You might say, “It’s just words on paper.” Not really. It’s words on paper that prove you sat back, took a break from the hustle and bustle of your business, and reflected on what your business is all about. That in and of itself is a magnanimous achievement.
That leads to the first point. Don’t just scribble something down for the sake of just doing it. That’s pointless. Think deeply about your mission statement. What is your business all about? What is its primary objective? What are you trying to accomplish? What kind of mission statement can all of your employees read and, as a result, become fortified and united to endeavor toward a single purpose? It should provide “the framework or context within which the company’s strategies are formulated,” according to the book, “Strategic Management,” by Charles W.L. Hill and Gareth R. Jones.
So what is your goal? Don’t say, “To perform the highest quality repairs possible.” Sorry, that won’t work. It’s too vague. Plus, I’ve yet to hear one shop owner tell me he or she does poor quality repairs. You must be as specific as possible. How about one of the most famous examples, the Preamble to the Constitution of the United States:
We the People of the United States, in Order to form a more perfect Union, establish Justice, insure domestic Tranquility, provide for the common defence, promote the general Welfare, and secure the Blessings of Liberty to ourselves and our Posterity, do ordain and establish this Constitution for the United States of America.
That pretty much says it all, right? It’s very specific, plus it’s short and sweet and to the point.
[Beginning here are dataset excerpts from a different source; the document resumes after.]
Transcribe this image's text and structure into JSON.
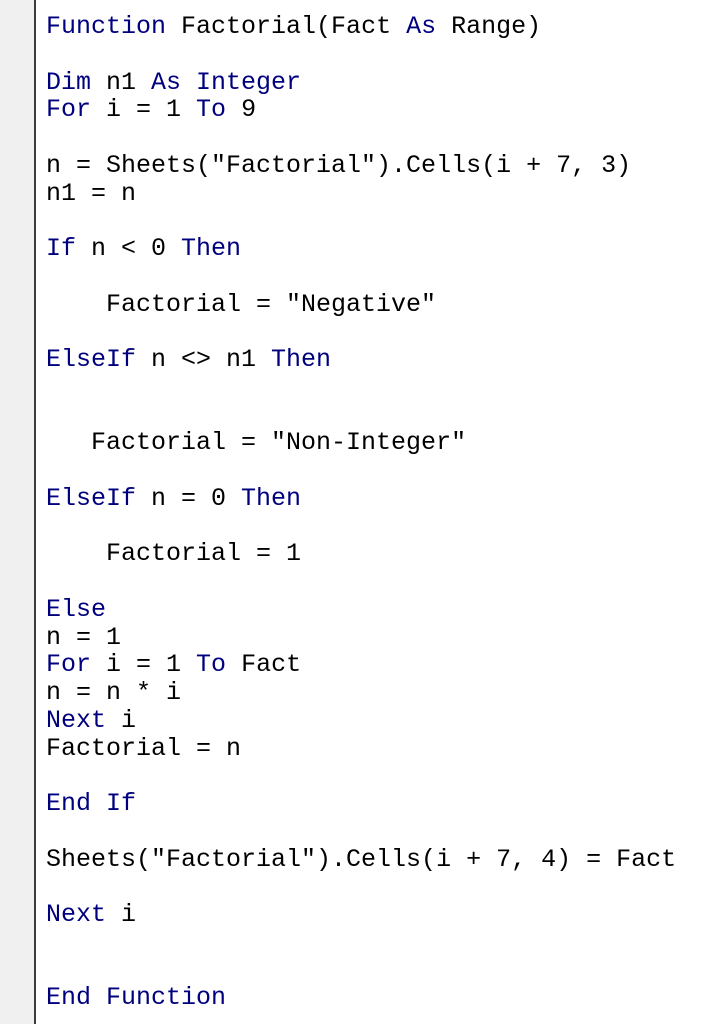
{
  "editor": {
    "keyword_color": "#00007F",
    "text_color": "#000000",
    "lines": [
      [
        {
          "k": "kw",
          "t": "Function"
        },
        {
          "k": "tx",
          "t": " Factorial(Fact "
        },
        {
          "k": "kw",
          "t": "As"
        },
        {
          "k": "tx",
          "t": " Range)"
        }
      ],
      [],
      [
        {
          "k": "kw",
          "t": "Dim"
        },
        {
          "k": "tx",
          "t": " n1 "
        },
        {
          "k": "kw",
          "t": "As Integer"
        }
      ],
      [
        {
          "k": "kw",
          "t": "For"
        },
        {
          "k": "tx",
          "t": " i = 1 "
        },
        {
          "k": "kw",
          "t": "To"
        },
        {
          "k": "tx",
          "t": " 9"
        }
      ],
      [],
      [
        {
          "k": "tx",
          "t": "n = Sheets(\"Factorial\").Cells(i + 7, 3)"
        }
      ],
      [
        {
          "k": "tx",
          "t": "n1 = n"
        }
      ],
      [],
      [
        {
          "k": "kw",
          "t": "If"
        },
        {
          "k": "tx",
          "t": " n < 0 "
        },
        {
          "k": "kw",
          "t": "Then"
        }
      ],
      [],
      [
        {
          "k": "tx",
          "t": "    Factorial = \"Negative\""
        }
      ],
      [],
      [
        {
          "k": "kw",
          "t": "ElseIf"
        },
        {
          "k": "tx",
          "t": " n <> n1 "
        },
        {
          "k": "kw",
          "t": "Then"
        }
      ],
      [],
      [],
      [
        {
          "k": "tx",
          "t": "   Factorial = \"Non-Integer\""
        }
      ],
      [],
      [
        {
          "k": "kw",
          "t": "ElseIf"
        },
        {
          "k": "tx",
          "t": " n = 0 "
        },
        {
          "k": "kw",
          "t": "Then"
        }
      ],
      [],
      [
        {
          "k": "tx",
          "t": "    Factorial = 1"
        }
      ],
      [],
      [
        {
          "k": "kw",
          "t": "Else"
        }
      ],
      [
        {
          "k": "tx",
          "t": "n = 1"
        }
      ],
      [
        {
          "k": "kw",
          "t": "For"
        },
        {
          "k": "tx",
          "t": " i = 1 "
        },
        {
          "k": "kw",
          "t": "To"
        },
        {
          "k": "tx",
          "t": " Fact"
        }
      ],
      [
        {
          "k": "tx",
          "t": "n = n * i"
        }
      ],
      [
        {
          "k": "kw",
          "t": "Next"
        },
        {
          "k": "tx",
          "t": " i"
        }
      ],
      [
        {
          "k": "tx",
          "t": "Factorial = n"
        }
      ],
      [],
      [
        {
          "k": "kw",
          "t": "End If"
        }
      ],
      [],
      [
        {
          "k": "tx",
          "t": "Sheets(\"Factorial\").Cells(i + 7, 4) = Fact"
        }
      ],
      [],
      [
        {
          "k": "kw",
          "t": "Next"
        },
        {
          "k": "tx",
          "t": " i"
        }
      ],
      [],
      [],
      [
        {
          "k": "kw",
          "t": "End Function"
        }
      ]
    ]
  }
}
Let’s face it, a mission statement shouldn’t ramble on forever. It needs to be comprehensive but also as succinct as possible. That’s why word choice is all-important.
Still confused? According to Hill, a mission statement consists of:
1. a statement containing the reason for using your product;
2. a statement of some desired future state (vision);
3. a statement of the key values the organization is committed to; and
4. a statement of major goals.
Okay, so let’s try to write one for ABC Collision Experts:
We at ABC Collision Experts strive to return vehicles to pre-accident condition, treat customers and employees like family, and exhibit the highest ethical behavior in all of our business dealings with the goal of becoming the most trusted collision repair center in the state.
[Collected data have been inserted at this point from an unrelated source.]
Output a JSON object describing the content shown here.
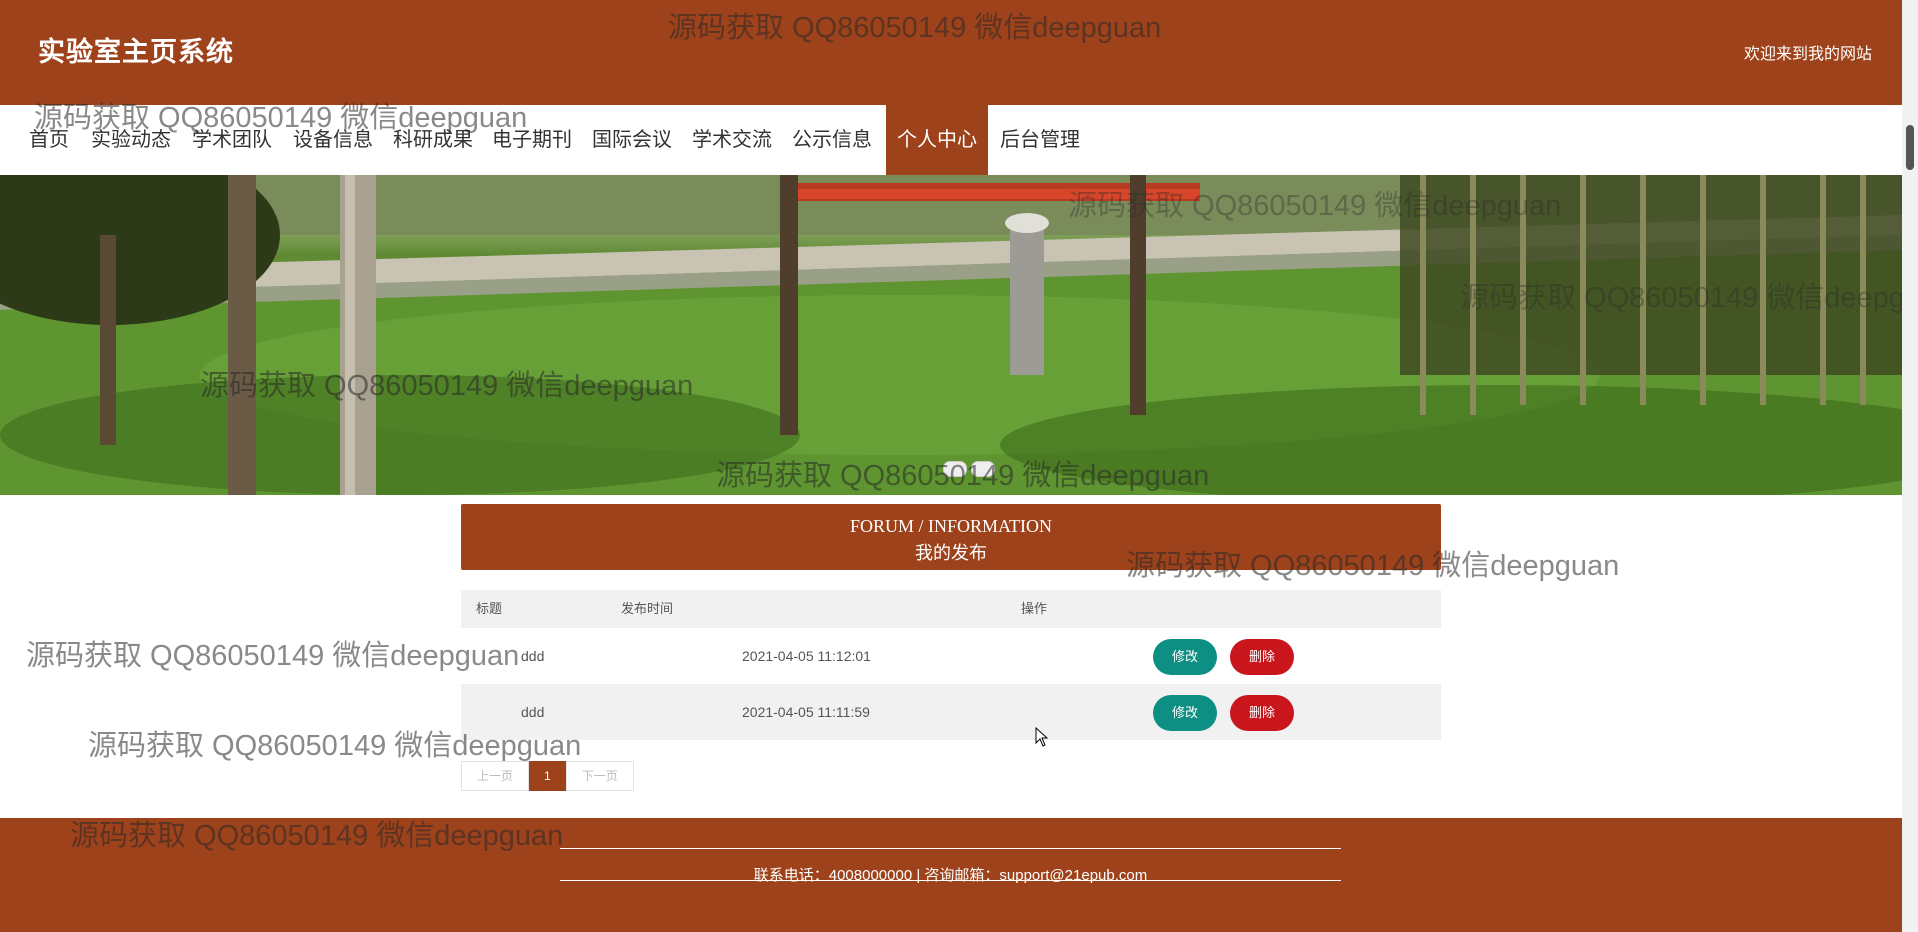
{
  "header": {
    "site_title": "实验室主页系统",
    "welcome": "欢迎来到我的网站"
  },
  "nav": {
    "items": [
      {
        "label": "首页"
      },
      {
        "label": "实验动态"
      },
      {
        "label": "学术团队"
      },
      {
        "label": "设备信息"
      },
      {
        "label": "科研成果"
      },
      {
        "label": "电子期刊"
      },
      {
        "label": "国际会议"
      },
      {
        "label": "学术交流"
      },
      {
        "label": "公示信息"
      },
      {
        "label": "个人中心"
      },
      {
        "label": "后台管理"
      }
    ],
    "active": "个人中心"
  },
  "section": {
    "title_en": "FORUM / INFORMATION",
    "title_cn": "我的发布"
  },
  "table": {
    "headers": [
      "标题",
      "发布时间",
      "操作"
    ],
    "rows": [
      {
        "title": "ddd",
        "time": "2021-04-05 11:12:01",
        "edit": "修改",
        "delete": "删除"
      },
      {
        "title": "ddd",
        "time": "2021-04-05 11:11:59",
        "edit": "修改",
        "delete": "删除"
      }
    ]
  },
  "pager": {
    "prev": "上一页",
    "current": "1",
    "next": "下一页"
  },
  "footer": {
    "contact": "联系电话：4008000000 | 咨询邮箱：support@21epub.com"
  },
  "watermark": "源码获取 QQ86050149 微信deepguan",
  "colors": {
    "brand": "#9e421b",
    "edit_button": "#0e8f84",
    "delete_button": "#c9151c"
  }
}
Not bad for a first stab, if I do say so myself. It’s pretty specific, states goals and values, and it’s not overly long.
A couple other notes: Don’t just slave over this baby by yourself. Have a sit-down with your top management and some of your key employees and invite them to discuss the essence of your company. Imagine the process like working with Play-Doh: You’ve got this shapeless ball to start with, but once everyone gets their fingers on it, it slowly forms itself into something discernible and identifiable.
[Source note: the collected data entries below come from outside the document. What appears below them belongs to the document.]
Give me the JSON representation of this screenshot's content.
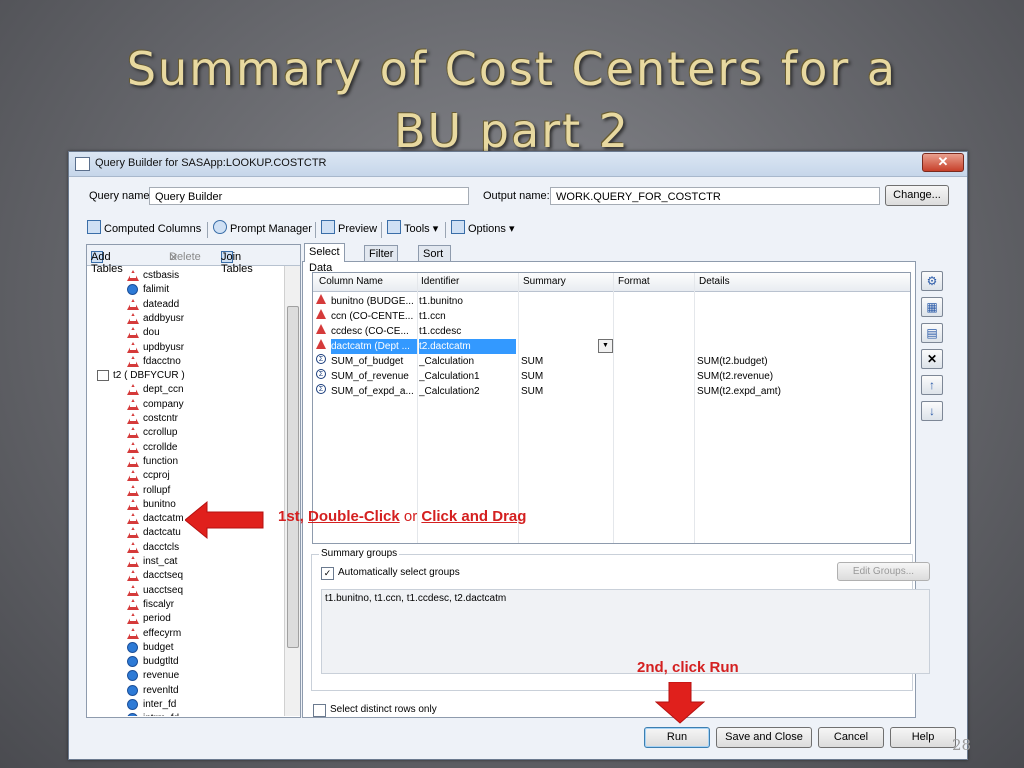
{
  "slide": {
    "title_line1": "Summary of Cost Centers for a",
    "title_line2": "BU part 2",
    "page_number": "28"
  },
  "window": {
    "title": "Query Builder for SASApp:LOOKUP.COSTCTR",
    "close_glyph": "✕",
    "query_name_label": "Query name:",
    "query_name_value": "Query Builder",
    "output_name_label": "Output name:",
    "output_name_value": "WORK.QUERY_FOR_COSTCTR",
    "change_button": "Change..."
  },
  "toolbar": {
    "computed_columns": "Computed Columns",
    "prompt_manager": "Prompt Manager",
    "preview": "Preview",
    "tools": "Tools",
    "options": "Options"
  },
  "left_pane": {
    "add_tables": "Add Tables",
    "delete": "Delete",
    "join_tables": "Join Tables",
    "tree_items": [
      {
        "label": "cstbasis",
        "type": "char"
      },
      {
        "label": "falimit",
        "type": "num"
      },
      {
        "label": "dateadd",
        "type": "char"
      },
      {
        "label": "addbyusr",
        "type": "char"
      },
      {
        "label": "dou",
        "type": "char"
      },
      {
        "label": "updbyusr",
        "type": "char"
      },
      {
        "label": "fdacctno",
        "type": "char"
      },
      {
        "label": "t2 ( DBFYCUR )",
        "type": "table"
      },
      {
        "label": "dept_ccn",
        "type": "char"
      },
      {
        "label": "company",
        "type": "char"
      },
      {
        "label": "costcntr",
        "type": "char"
      },
      {
        "label": "ccrollup",
        "type": "char"
      },
      {
        "label": "ccrollde",
        "type": "char"
      },
      {
        "label": "function",
        "type": "char"
      },
      {
        "label": "ccproj",
        "type": "char"
      },
      {
        "label": "rollupf",
        "type": "char"
      },
      {
        "label": "bunitno",
        "type": "char"
      },
      {
        "label": "dactcatm",
        "type": "char"
      },
      {
        "label": "dactcatu",
        "type": "char"
      },
      {
        "label": "dacctcls",
        "type": "char"
      },
      {
        "label": "inst_cat",
        "type": "char"
      },
      {
        "label": "dacctseq",
        "type": "char"
      },
      {
        "label": "uacctseq",
        "type": "char"
      },
      {
        "label": "fiscalyr",
        "type": "char"
      },
      {
        "label": "period",
        "type": "char"
      },
      {
        "label": "effecyrm",
        "type": "char"
      },
      {
        "label": "budget",
        "type": "num"
      },
      {
        "label": "budgtltd",
        "type": "num"
      },
      {
        "label": "revenue",
        "type": "num"
      },
      {
        "label": "revenltd",
        "type": "num"
      },
      {
        "label": "inter_fd",
        "type": "num"
      },
      {
        "label": "intrm_fd",
        "type": "num"
      }
    ]
  },
  "tabs": [
    "Select Data",
    "Filter Data",
    "Sort Data"
  ],
  "grid": {
    "headers": [
      "Column Name",
      "Identifier",
      "Summary",
      "Format",
      "Details"
    ],
    "rows": [
      {
        "icon": "char",
        "name": "bunitno (BUDGE...",
        "identifier": "t1.bunitno",
        "summary": "",
        "format": "",
        "details": ""
      },
      {
        "icon": "char",
        "name": "ccn (CO-CENTE...",
        "identifier": "t1.ccn",
        "summary": "",
        "format": "",
        "details": ""
      },
      {
        "icon": "char",
        "name": "ccdesc (CO-CE...",
        "identifier": "t1.ccdesc",
        "summary": "",
        "format": "",
        "details": ""
      },
      {
        "icon": "char",
        "name": "dactcatm (Dept ...",
        "identifier": "t2.dactcatm",
        "summary": "",
        "format": "",
        "details": ""
      },
      {
        "icon": "calc",
        "name": "SUM_of_budget",
        "identifier": "_Calculation",
        "summary": "SUM",
        "format": "",
        "details": "SUM(t2.budget)"
      },
      {
        "icon": "calc",
        "name": "SUM_of_revenue",
        "identifier": "_Calculation1",
        "summary": "SUM",
        "format": "",
        "details": "SUM(t2.revenue)"
      },
      {
        "icon": "calc",
        "name": "SUM_of_expd_a...",
        "identifier": "_Calculation2",
        "summary": "SUM",
        "format": "",
        "details": "SUM(t2.expd_amt)"
      }
    ]
  },
  "summary_groups": {
    "title": "Summary groups",
    "auto_select_label": "Automatically select groups",
    "auto_select_checked": "✓",
    "edit_groups": "Edit Groups...",
    "groups_text": "t1.bunitno, t1.ccn, t1.ccdesc, t2.dactcatm"
  },
  "distinct_rows_label": "Select distinct rows only",
  "bottom_buttons": {
    "run": "Run",
    "save_close": "Save and Close",
    "cancel": "Cancel",
    "help": "Help"
  },
  "annotations": {
    "step1_prefix": "1st, ",
    "step1_double_click": "Double-Click",
    "step1_or": " or ",
    "step1_click_drag": "Click and Drag",
    "step2": "2nd, click Run"
  },
  "colors": {
    "accent_red": "#d42020",
    "selection_blue": "#3399ff",
    "title_gold": "#e8d9a0"
  }
}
Also, lest you think you don’t need to “write” something down, know that you really do need to “write” it down. There’s something about putting pen to paper and seeing what you’re talking about unfold before you in black and white. It gives it a sort of permanency and gravity. Then, when it’s polished and you’re really ready to give it permanency, you can stick it on the wall in your reception area.
Why not share it with the world? Something that you’ve put so much time and effort into and something you believe in so greatly and dedicate your business life to so wholly should be on display for all to see.
Create a mission statement and put a rudder on your boat. I guarantee it will result in smooth sailing.